David 'Gordo' Gordon: One dumb date for Lizzie, but it's one giant date for every boy who has ever been dissed by a girl.

"Lizzie McGuire: The Courtship of Miranda Sanchez (#1.29)" (2001)
Lizzie McGuire: Are you like friends with my little brother now? Because I'm gonna tell you, Gordo, that's kind of creepy.
David 'Gordo' Gordon: What can I say? The kid's got spunk. It's refreshing.

"Lizzie McGuire: When Moms Attack (#1.3)" (2001)
David 'Gordo' Gordon: Danny, what do you expect to find in the woods?
Danny Kessler: Something like... When wild animals attack!
[does an exaggerated karate move]
David 'Gordo' Gordon: Repeat after me: "Would you like fries with that?"

"Lizzie McGuire: Gordo and the Girl (#1.19)" (2001)
David 'Gordo' Gordon: So, interesting wardrobe choice last night, Miranda. Oh, I'm sorry, I should say "Mirando".
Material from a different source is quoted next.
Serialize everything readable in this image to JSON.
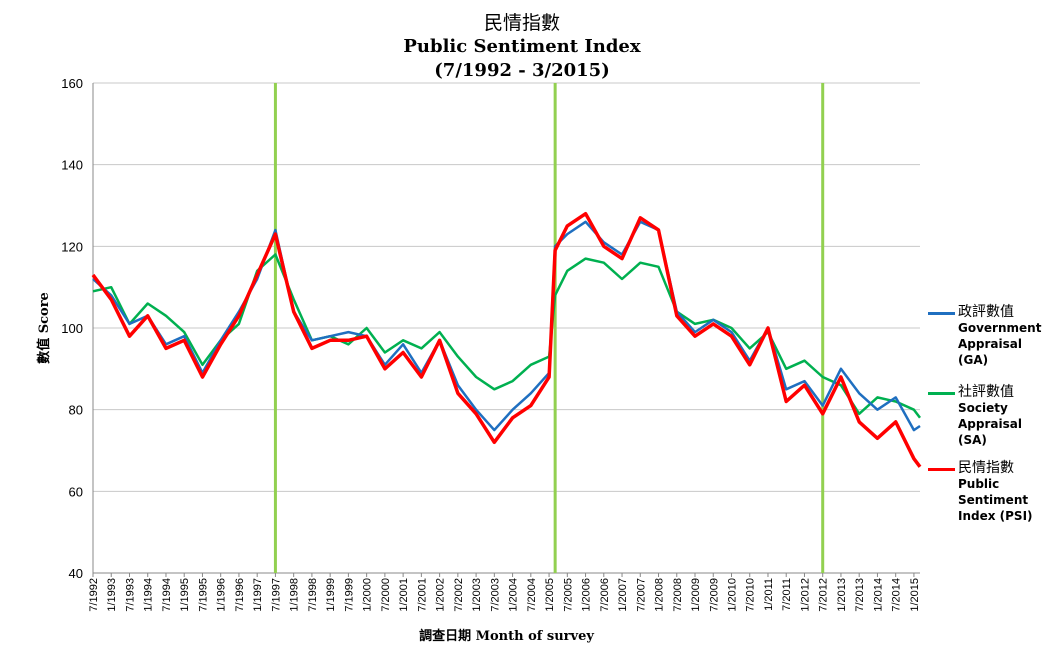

"Lizzie McGuire: Come Fly with Me (#1.13)" (2001)
[after Lizzie and Miranda ask for Gordo's help to improve their Rat Pack style]
David 'Gordo' Gordon: There were lots of songs called "Leave Me Alone." People used to wear "I Couldn't Care Less." And their favorite food was "Good Bye!"

"Lizzie McGuire: Last Year's Model (#1.23)" (2001)
David 'Gordo' Gordon: But I spent 3 hours on it.
Lizzie: So, spend 4. Make it more... fun.
David 'Gordo' Gordon: Fun? "Lord of the Flies" is about shipwrecked children eating each other!

"Lizzie McGuire: Inner Beauty (#2.16)" (2002)
David 'Gordo' Gordon: Look, I know that magazines these days are telling girls to get thinner, and telling me I have to be more muscular, and for whatever reason, Miranda's buying into, and I'm not. Uh, I'm not saying that you are, of course, you see, I just think that you have a better handle at this situation than I have, which is why I think you should talk to her.
Lizzie: Gordo, wait.
David 'Gordo' Gordon: What?
Lizzie: Okay, I wanna talk to her just as bad as you do. Okay? In fact, we're going to the mall tomorrow, I'll talk to her then.
David 'Gordo' Gordon: Wo... That's... that's great. Because I-I think she needs to know that we're her friends, and if she ever, ever needs anyone to talk to, that we're her go-to-peeps, through thick, through thin, we'll always be there! And I gotta tell you, that the whole idea of you talking to her is a HUGE relief, 'cause frankly, I have no idea what to say.
[Lizzie looks a little off, but claps him on his back, trying to comfort him]

"Lizzie McGuire: Rumors (#1.1)" (2001)
David 'Gordo' Gordon: If you ask me...
Lizzie McGuire: Not gonna.
David 'Gordo' Gordon: ...any group activity that forces others to be happy, is by nature evil.
Lizzie McGuire: And that's why I didn't ask.
David 'Gordo' Gordon: I just don't understand the herd mentality, that, you know... tells us what to wear, what to watch, what to eat... Mm, McNuggets!

"Lizzie McGuire: Picture Day (#1.2)" (2001)
David 'Gordo' Gordon: I just don't see why we should give in to all this peer pressure.
Lizzie McGuire: Because we have peers, and they put pressure on us. If it was just you and me, I wouldn't care how I looked. But I do have to live in this world.